Syncthink then chose the popular document oriented database, Couchbase. Through incorporating Couchbase Lite into their product, medical professionals are now able to carry out sophisticated diagnostics at pitch-side, e.g. tracking eye movement and comparing readouts to past results faster – and much more accurately than before and store the data in a smartphone.
The system also creates its own normative comparison when needed. This produces an objective comparison pooled from a 10,000 person database of eye-tracking records. By making use of Couchbase, Microsoft Azure’s cloud, a smartphone, and VR goggles, EYE-SYNC seeks to lessen the mishandling of the concussion epidemic that’s always plagued athletes.
The team had 5 criteria to meet before choosing a database:
- Offline capability
- Compliance with HIPAA regulations
- Offered streamlined administration tools
- Scalable to support a rapidly growing company
- “(We wanted) a NoSQL data platform,” Daniel Beeler, CTO at Syncthink
Case #3 – Formula 1 & Fast
In the highly competitive world of Formula 1 car-racing, teams must make minuscule adjustments just to gain the slightest advantage.
Data engineers make use of over 1000 sensors on cars to measure data. Aerodynamics, tire pressure, fuel efficiency, brake temperature, heart rate, body temperature, and reflex times are all measures. Basically, anything that moves (and some things that shouldn’t).
These measurements are recorded, analyzed, and then shared with the team in real time. It is in the speed and structure of the data where NoSQL has transformed the Formula1 world.
When using a traditional RDMBS, the amount of data transmitted in real-time quickly bottlenecks causing valuable delays. This affects not only the drivers and their teams, but also impacts the engagement level of live broadcasts.

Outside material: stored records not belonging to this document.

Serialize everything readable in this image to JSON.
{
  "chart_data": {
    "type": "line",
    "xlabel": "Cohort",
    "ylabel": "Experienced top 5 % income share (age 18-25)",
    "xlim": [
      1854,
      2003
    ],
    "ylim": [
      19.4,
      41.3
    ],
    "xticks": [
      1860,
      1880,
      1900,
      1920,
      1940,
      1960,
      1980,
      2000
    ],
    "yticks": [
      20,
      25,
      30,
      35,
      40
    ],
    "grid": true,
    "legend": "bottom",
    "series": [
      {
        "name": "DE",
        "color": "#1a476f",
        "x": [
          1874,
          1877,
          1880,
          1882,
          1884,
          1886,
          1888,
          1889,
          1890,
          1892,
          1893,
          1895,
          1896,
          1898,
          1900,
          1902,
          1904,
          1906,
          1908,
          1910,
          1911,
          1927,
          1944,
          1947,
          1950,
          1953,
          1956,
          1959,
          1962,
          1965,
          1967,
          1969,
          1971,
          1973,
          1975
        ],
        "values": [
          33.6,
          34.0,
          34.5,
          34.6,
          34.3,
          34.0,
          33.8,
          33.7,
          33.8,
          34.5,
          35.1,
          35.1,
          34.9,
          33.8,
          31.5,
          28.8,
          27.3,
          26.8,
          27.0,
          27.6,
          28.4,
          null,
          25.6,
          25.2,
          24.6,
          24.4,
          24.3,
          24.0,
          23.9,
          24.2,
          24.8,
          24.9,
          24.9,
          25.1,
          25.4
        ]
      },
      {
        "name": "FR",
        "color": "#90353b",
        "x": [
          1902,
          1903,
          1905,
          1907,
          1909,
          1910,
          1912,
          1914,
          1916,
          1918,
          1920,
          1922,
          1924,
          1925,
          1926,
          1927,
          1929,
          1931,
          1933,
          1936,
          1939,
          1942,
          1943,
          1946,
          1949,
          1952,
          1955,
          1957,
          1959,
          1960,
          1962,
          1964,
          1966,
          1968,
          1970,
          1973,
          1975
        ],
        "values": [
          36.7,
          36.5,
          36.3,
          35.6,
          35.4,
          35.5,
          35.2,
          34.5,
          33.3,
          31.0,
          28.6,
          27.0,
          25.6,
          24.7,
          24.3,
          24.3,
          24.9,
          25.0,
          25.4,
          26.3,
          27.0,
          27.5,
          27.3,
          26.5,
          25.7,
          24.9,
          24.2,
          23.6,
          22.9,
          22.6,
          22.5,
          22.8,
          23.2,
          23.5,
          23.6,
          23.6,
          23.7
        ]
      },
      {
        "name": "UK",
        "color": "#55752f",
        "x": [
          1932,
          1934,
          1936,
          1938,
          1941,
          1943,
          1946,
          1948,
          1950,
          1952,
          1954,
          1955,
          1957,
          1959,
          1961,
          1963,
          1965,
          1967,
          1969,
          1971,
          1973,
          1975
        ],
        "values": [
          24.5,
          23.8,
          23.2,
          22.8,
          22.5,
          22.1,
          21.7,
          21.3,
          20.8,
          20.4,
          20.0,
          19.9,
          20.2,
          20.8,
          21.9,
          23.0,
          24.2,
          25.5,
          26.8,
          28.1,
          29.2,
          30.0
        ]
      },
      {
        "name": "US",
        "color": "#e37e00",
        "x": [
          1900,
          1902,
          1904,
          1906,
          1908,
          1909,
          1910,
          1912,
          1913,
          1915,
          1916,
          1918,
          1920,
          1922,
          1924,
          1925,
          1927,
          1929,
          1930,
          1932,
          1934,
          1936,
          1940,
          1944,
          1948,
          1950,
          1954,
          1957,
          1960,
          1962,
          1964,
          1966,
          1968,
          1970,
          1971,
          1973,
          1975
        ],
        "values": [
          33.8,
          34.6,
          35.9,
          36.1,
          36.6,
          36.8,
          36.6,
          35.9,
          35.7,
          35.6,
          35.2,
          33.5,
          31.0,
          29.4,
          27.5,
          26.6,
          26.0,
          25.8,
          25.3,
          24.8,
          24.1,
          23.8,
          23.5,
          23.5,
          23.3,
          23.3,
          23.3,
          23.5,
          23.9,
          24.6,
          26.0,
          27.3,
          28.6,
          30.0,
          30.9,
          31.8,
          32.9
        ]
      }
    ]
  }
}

To combat this, Formula 1 recently partnered with AWS to record real time data with increased accuracy and speed. By making use of AWS’s Kinesis, Lambda, and SageMaker, Formula 1 received an increase in both recording accuracy and speed. Specifically by using SageMaker, Formula 1 will be able to crawl its 65 years’ worth of historical data Formula 1 has stored in Dynamo DB, Amazon’s non-relational database. Data scientists then use the data to make race predictions and give further insight into decisions and team strategies. This gives spectators a better understanding of teams’ decision making and simultaneously offers teams improved odds at capturing the checkered flag.
Maybe you’re a NoSQL fan. Maybe you relate more to the SQL side of things. However, one thing is for sure – sports have become intertwined with both database types. Depending on the task at hand, a SQL approach may offer more pros than cons – as the Seattle Sounders discovered. Whereas Syncthink on the other hand, get more out of using the Couchbase document store to complete the job. Additionally, an increasing number of organizations prefer to combine relational structures for analytical speed with the flatter document store option for flexibility with data ETL, as Athletigen do with their athlete DNA and performance datasets.